Generally, most customers have very high regards for the venues that are hosting their functions. There is a lot of attention to detail that is being given to the physical structure. The food also rated quite high on the satisfaction scale. Where the food was critiqued was in the price and portion sizes (as in too small). I have to say that I”m not quite in agreement with the portion size comments.
Where there was “room for improvement” was in the service personnel. A lot of feedback here was related to attitude and lack of knowledge regarding the event. And unfortunately this is probably one of the easiest areas for improvement. So why aren”t we improving?
I want to relay a staff recruiting story that I heard at a recent networking event. I was having a conversation with a few hotel executives when one started to relay an employee recruitment story about her hotel. This particular hotel (name and location obviously withheld) was hosting a job fair at a college. The job fair wasn”t particularly busy and the students had a laissez-faire attitude. The individual relaying the story was shocked with the lack of professionalism from the students. Most did not bother to wear business attire, rather many showed up in sweatpants. Now here”s the shocking part of the story. The next day, during an executive meeting, the human resources manager stated to the team that they may be faced with lowering their hiring standards in order to fill all of the jobs that were currently vacant. Yep, you heard me right. Now I”m not implying that we should hire someone just because they are wearing business attire. But, come on, if a potential employee doesn”t have the wherewithal to come to an interview in proper attire, you can pretty much be assured this is not a good match for you.
Now if I had been the hotel”s general manager there probably would”ve been one more job opening that day; the human resources position.
It is crucial that, when hiring, you look for someone that is able to implement your standards. At a minimum.
Key Items to Ensure You”re Hiring the Right Person for Your Event Planning Company
Employees are also potential customers. A mentor of mine taught me this a long time ago. Of course when interviewing for a position, you”re not going to be able to hire everybody that you meet. But it is crucial that you treat all interviewees as if they were your customers. Because, you just never know, one of them may be in a position down the road to offer your company a very lucrative piece of business. And they”ll remember their experience with you, even if you did not hire them.
The management versus staff mentality. If you are currently using these terms in your business stop right away. There”s nothing that drives me crazier than seeing a sign in an establishment signed by “the management”. To me using those terms to identify hierarchy in an organization is simply off putting. Whether you are the president of the company, or a more important coordinator, to me you are all staff. I really don”t care who has more authority within your organization. All I care about is that I”m getting the service that I expect.
Responsibility versus authority. Both have to be equal or the job task is not aligned properly. How can you possibly make somebody responsible for an action without giving them the proper authority to implement that action. All too often employees will have all of the responsibility with no authority. A no-win situation.

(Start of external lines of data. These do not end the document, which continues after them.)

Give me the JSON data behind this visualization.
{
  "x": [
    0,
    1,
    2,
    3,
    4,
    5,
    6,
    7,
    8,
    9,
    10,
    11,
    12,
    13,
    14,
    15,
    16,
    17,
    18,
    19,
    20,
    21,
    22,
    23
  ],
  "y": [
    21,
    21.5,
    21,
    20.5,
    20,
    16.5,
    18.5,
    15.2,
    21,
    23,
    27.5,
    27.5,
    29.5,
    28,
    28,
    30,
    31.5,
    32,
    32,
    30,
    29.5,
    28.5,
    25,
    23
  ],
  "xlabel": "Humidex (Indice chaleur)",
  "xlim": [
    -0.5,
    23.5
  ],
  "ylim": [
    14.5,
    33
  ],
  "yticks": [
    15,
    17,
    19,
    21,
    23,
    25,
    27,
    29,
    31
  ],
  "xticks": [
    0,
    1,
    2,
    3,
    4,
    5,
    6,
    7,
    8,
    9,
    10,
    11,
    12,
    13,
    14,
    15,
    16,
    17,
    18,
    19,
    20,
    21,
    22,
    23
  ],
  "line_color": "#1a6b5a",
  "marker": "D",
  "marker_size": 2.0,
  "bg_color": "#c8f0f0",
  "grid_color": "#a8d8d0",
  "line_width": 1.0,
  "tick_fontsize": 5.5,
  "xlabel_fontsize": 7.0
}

Establishing minimum standards of service for your company. I know that sounds like a no-brainer statement, but you would be surprised at the number of event planning companies that do not state its service standards. I guess it”s as if all the employees are mind readers? We”ve talked a lot about event planning checklists here. Well this is one item that I think should be built into every checklist. An event planning checklist must address company standards.
Service standards must be developed by the team. Establishing service standards is not a top down approach. The days of the boss dictating how he or she wants things to be done are becoming very unproductive. How many service training seminars have you attended where the presenter is in the front of the room running through some acronym that relates to service standards (like ” S is for standards”)? Honestly does this even work anymore? A service training program has to be inclusive of the participants in the room. The good ones are the ones where a checklists is developed throughout the training seminar by the participants input.
All indications are that most customers are quite happy with their event planning company. Event planners do have a keen sense of service standards. Where our industry standards sometimes fail is when we do not relay our expectations to our coworkers.